Dalam Kitab Matius 22 : 29 mengatakan Yesus menjawab mereka : “Kamu sesat sebab kamu tidak mengerti Kitab Suci maupun kuasa Allah. Dikatakan pengertian sesat menurut Alkitan adalah orang yang tidak mengerti Kitab suci dan kuasa Allah. Orang yang sesat adalah orang yang tidak mampu menterjemahkan dan mengartikan Kitab suci dengan benar sehingga mereka lari dari jalanNya Tuhan dan tak memuji dan menyebah Tuhan.

Menurut kitab Amsal, orang yang seperti ini adalah kekejian bagi Tuhan. Artinya orang sesat adalah orang yang Tuhan tidak berkenan dalam kehidupannya. Orang sesat diidentikkan bukan saja orang yang tidak mampu menjadi pelaku Firman tetapi ia juga justru tidak percaya kepada Firman. Ada juga orang yang tadinya percaya kepada Tuhan namun karena pengaruh dari banyak hal, pada kahirnya ia lari dan menjauh dari rel-Nya Tuhan.

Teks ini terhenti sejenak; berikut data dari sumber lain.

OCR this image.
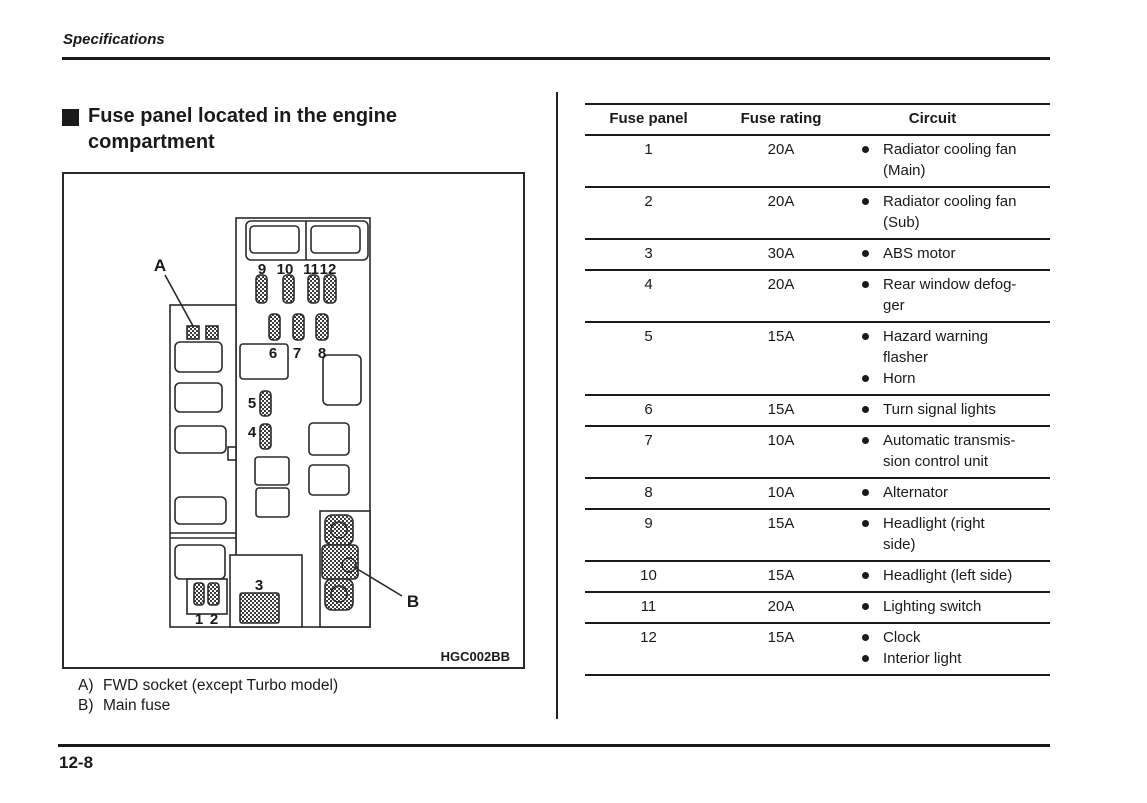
Specifications
Fuse panel located in the engine
compartment
A
B
9 10 11 12
6 7 8
5
4
1 2
3
HGC002BB
A) FWD socket (except Turbo model)
B) Main fuse
Fuse panel	Fuse rating	Circuit
1	20A	Radiator cooling fan
(Main)
2	20A	Radiator cooling fan
(Sub)
3	30A	ABS motor
4	20A	Rear window defog-
ger
5	15A	Hazard warning
flasher
Horn
6	15A	Turn signal lights
7	10A	Automatic transmis-
sion control unit
8	10A	Alternator
9	15A	Headlight (right
side)
10	15A	Headlight (left side)
11	20A	Lighting switch
12	15A	Clock
Interior light
12-8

Sebaliknya, Tuhan sangat menyukai orang yang dalam hidupnya menjunjung tinggi kejujuran, karena Tuhan bilang “dengan orang jujur, Ia bergaul erat”. Berarti ada Tuhan di dalam diri kita, ketika kita menjadi anak-anak yang jujur dalam kehidupan.

PERMATA, hari ini Firman Tuhan mengingatkan kita untuk menjadi orang yang jujur dan bergaul erat dengan Firman Tuhan, agar kita tidak menjadi orang yang sesat dan disesatkan oleh keinginan dunia.